Keep it short and sweet.

You’ve probably heard that users “don’t read” web content. The truth is that they do read web content, they just read it differently. Rather than consuming every word in the intended order, readers tend to scan web pages for headers and clues to determine whether the content is interesting and relevant. Think of someone opening a print newspaper and browsing the headlines before deciding what to consume.

The advent of small-screen mobile devices has only made this “scan and scroll” tendency more prevalent. The bottom line is that when it comes to writing web content, the chunkier, the better. When you do need to include more in-depth information, consider how you might break that content up into sections to make the page more scannable.
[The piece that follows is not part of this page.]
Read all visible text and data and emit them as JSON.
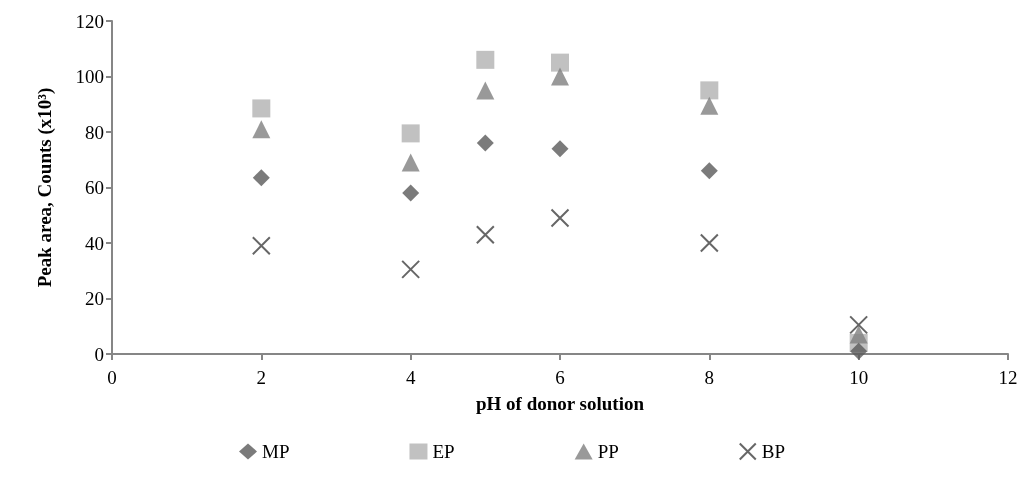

Here are a few tips to creating scannable content:

  • Nail the lead by putting the most important information in the first 1-2 sentences
  • Use short sentences and keep paragraphs to a maximum of 3 sentences
  • Use bullets, bold text and italics to set important information apart

Let your page layout work for you.

When writing for the web, remember that you have more than a blank white page to start from. You can use elements like the navigation, sidebars, and tables that are a part of your page template to help tell your story.

  • When you write your content, consider where it will live and consider the following page elements that could work in your favor:
  • Promo boxes or sidebars can call out and reinforce  important information
  • Accordions or collapsible modules make longer content easier to navigate
  • Video, images and other media will help you tell your story

Use small words to describe big ideas.

A unique challenge for higher ed content creators is that the conventions of great web writing happen to be very different than those of great academic writing. As a result, many higher ed websites fall victim to unnecessary complexity across their marketing content. However, on the web it’s better to communicate big ideas in terms that are simple, readable and relatable. Strive to use active, conversational language and, when in doubt, choose the smaller word.
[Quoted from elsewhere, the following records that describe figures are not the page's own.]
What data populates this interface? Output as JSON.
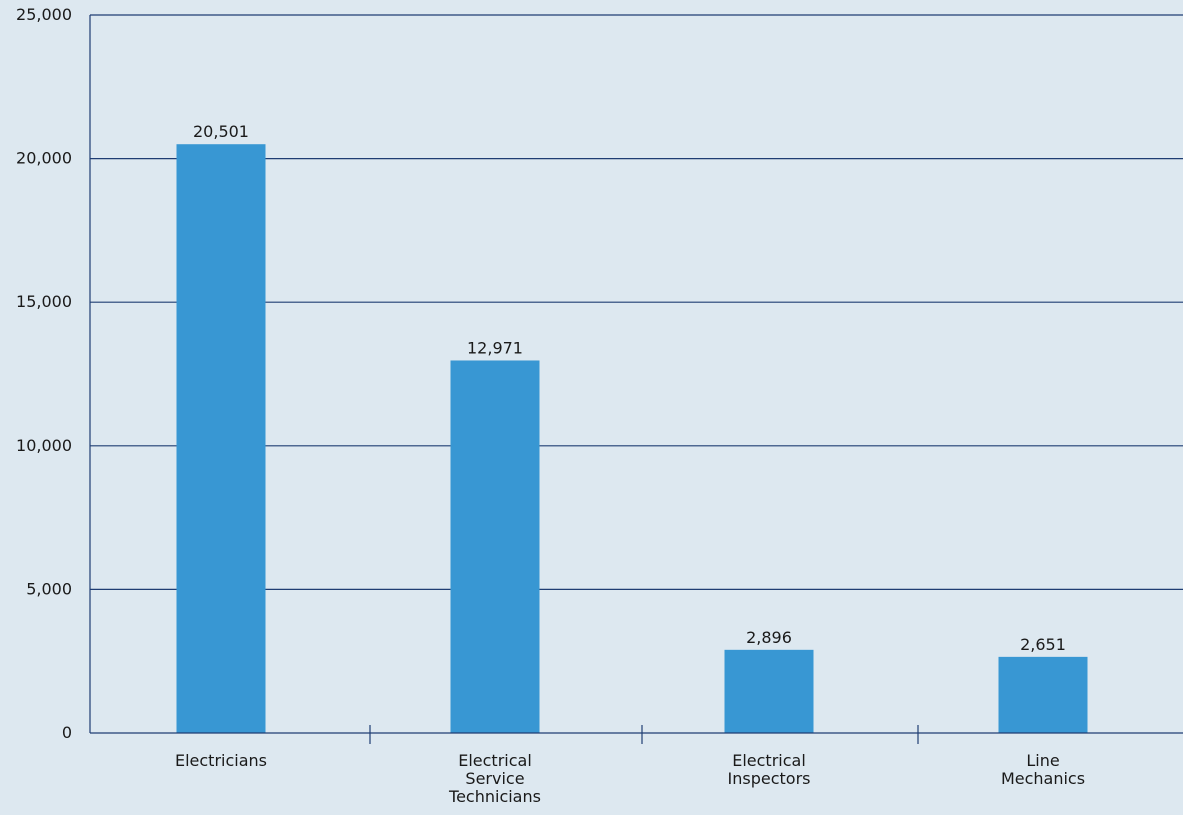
{
  "colors": {
    "background": "#dde8f0",
    "bar": "#3897d3",
    "axis": "#1f3d73",
    "text": "#1a1a1a"
  },
  "chart_data": {
    "type": "bar",
    "title": "",
    "xlabel": "",
    "ylabel": "",
    "ylim": [
      0,
      25000
    ],
    "yticks": [
      0,
      5000,
      10000,
      15000,
      20000,
      25000
    ],
    "ytick_labels": [
      "0",
      "5,000",
      "10,000",
      "15,000",
      "20,000",
      "25,000"
    ],
    "grid": "horizontal",
    "categories": [
      [
        "Electricians"
      ],
      [
        "Electrical",
        "Service",
        "Technicians"
      ],
      [
        "Electrical",
        "Inspectors"
      ],
      [
        "Line",
        "Mechanics"
      ]
    ],
    "values": [
      20501,
      12971,
      2896,
      2651
    ],
    "value_labels": [
      "20,501",
      "12,971",
      "2,896",
      "2,651"
    ]
  }
}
Make it easy for users to find the page (SEO).

Having the world’s best web content is only useful if people can find it. That’s where Search Engine Optimization (SEO) comes in. SEO is about crafting and packaging content in a way that makes it easy for engines like Google to crawl and index your website. Top SEO scores go to the sites that do one simple thing: give readers what they’re looking for. True SEO mastery can take years, but there are a few simple ways to use good web writing to make your site more search-friendly:

  • Give each page a unique name
  • Use clear, meaningful headlines and subheads
  • Keep each page focused on answering one question, or addressing a single topic
  • Use words and phrases that readers might actually search for on Google
  • Link to other relevant pages on your website and to other credible sources

Make your content accessible to everyone.
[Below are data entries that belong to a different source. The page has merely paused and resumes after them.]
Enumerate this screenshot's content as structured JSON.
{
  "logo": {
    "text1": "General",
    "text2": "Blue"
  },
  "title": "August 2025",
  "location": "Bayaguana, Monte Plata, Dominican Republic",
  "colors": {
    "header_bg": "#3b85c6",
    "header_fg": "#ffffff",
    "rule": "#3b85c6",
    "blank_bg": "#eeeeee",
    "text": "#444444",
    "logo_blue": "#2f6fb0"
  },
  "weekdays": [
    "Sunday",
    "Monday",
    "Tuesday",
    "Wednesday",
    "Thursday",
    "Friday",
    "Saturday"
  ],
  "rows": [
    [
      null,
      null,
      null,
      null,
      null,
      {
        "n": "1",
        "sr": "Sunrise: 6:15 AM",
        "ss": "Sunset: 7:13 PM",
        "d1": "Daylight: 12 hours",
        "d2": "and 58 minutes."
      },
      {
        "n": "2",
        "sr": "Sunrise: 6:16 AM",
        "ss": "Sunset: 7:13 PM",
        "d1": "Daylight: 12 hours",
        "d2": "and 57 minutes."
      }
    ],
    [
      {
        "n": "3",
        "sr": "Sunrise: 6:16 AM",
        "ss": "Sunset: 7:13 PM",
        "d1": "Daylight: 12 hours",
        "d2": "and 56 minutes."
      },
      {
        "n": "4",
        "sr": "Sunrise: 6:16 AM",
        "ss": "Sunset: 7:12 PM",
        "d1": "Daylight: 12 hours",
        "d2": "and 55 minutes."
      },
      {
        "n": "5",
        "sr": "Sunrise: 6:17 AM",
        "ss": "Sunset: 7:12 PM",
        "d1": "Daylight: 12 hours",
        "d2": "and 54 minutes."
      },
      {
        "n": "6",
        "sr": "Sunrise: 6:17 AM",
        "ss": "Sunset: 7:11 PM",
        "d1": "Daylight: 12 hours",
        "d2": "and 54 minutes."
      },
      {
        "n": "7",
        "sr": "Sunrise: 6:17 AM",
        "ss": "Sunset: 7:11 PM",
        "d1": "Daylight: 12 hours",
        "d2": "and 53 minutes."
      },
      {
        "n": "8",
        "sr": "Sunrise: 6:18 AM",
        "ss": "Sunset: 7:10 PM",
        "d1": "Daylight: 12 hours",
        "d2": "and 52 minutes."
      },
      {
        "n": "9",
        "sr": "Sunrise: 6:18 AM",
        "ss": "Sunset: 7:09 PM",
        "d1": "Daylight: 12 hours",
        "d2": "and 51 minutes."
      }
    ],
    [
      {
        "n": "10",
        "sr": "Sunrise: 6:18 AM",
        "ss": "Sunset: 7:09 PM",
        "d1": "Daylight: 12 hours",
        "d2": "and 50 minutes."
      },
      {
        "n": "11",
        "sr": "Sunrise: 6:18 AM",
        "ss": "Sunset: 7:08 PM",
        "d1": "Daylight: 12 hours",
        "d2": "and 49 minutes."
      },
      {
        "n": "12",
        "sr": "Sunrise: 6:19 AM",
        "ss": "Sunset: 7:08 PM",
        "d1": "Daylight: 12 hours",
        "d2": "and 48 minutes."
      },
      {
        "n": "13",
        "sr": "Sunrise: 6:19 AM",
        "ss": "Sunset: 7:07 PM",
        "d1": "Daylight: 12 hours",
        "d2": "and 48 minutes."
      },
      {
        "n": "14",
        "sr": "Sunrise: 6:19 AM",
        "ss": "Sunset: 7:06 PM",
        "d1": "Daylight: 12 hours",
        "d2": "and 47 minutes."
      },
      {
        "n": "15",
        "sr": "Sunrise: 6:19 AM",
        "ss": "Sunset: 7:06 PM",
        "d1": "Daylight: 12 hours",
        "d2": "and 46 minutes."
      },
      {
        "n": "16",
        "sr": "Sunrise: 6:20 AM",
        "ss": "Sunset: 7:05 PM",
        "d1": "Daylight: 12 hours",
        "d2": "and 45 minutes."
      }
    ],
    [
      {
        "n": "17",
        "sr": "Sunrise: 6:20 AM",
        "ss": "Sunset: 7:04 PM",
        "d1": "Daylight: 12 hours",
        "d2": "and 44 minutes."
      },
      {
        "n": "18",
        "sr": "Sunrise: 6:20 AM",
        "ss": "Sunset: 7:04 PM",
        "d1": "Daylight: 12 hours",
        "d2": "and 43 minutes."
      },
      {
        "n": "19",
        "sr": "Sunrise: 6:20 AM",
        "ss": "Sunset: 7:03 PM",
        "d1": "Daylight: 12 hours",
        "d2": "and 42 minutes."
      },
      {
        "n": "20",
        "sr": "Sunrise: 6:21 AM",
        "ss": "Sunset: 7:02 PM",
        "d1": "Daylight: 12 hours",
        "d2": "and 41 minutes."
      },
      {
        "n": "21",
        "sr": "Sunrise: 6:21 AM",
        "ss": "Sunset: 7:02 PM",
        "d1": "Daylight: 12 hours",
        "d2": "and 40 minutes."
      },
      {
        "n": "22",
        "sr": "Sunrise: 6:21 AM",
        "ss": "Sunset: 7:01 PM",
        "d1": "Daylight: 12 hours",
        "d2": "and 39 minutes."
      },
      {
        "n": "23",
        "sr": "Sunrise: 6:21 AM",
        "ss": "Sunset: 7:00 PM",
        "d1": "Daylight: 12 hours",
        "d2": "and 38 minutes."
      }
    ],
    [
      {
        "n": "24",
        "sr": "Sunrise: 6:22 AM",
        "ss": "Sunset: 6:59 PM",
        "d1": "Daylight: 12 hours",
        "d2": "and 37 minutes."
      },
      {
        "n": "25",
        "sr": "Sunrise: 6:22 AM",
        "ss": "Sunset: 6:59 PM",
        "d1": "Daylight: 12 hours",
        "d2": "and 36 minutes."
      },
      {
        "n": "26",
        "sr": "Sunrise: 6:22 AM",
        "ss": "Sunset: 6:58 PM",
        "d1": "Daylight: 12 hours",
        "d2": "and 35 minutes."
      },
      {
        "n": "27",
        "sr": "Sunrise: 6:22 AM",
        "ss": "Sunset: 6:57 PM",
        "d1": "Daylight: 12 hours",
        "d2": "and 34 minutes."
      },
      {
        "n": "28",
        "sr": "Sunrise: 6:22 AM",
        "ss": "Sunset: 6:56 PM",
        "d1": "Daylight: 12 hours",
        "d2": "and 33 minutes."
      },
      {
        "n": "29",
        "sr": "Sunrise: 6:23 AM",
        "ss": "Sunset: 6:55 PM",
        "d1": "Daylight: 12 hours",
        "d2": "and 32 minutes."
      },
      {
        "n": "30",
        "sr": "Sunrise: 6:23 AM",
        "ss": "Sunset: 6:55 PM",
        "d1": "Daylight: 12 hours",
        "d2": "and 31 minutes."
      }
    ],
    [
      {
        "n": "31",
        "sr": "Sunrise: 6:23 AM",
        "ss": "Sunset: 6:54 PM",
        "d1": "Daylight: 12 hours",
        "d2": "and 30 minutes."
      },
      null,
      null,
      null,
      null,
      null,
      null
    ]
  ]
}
It’s important that our site is accessible to everyone, regardless of their abilities or needs. We recommend that every school aim to maintain a WCAG 2.0 AA accessibility rating. While it’s one of the most stringent ratings, this will mean that anyone who comes into contact with your website can consume your content and engage with your institution. While much of the compliance with these standards depends on your website’s code and structure, content also needs to be accessible. Keep the following tips in mind to maintain your accessibility rating:

  • Create concise, but unique and informative page titles
  • Use headings and subheads that convey meaning and communicate page structure
  • Make links descriptive (“Learn about XYZ” vs “Click here”)
  • Use captions and alternative text for images
  • Create transcripts or captions for any slideshow or video you include
  • Write in short, clear sentences

Ask for a second opinion.

Before publishing any new content, have someone else edit it. Your reviewer should look for typos, but also provide a fresh perspective to help you determine if the content serves a goal, answers the reader’s questions and gives a clear next step.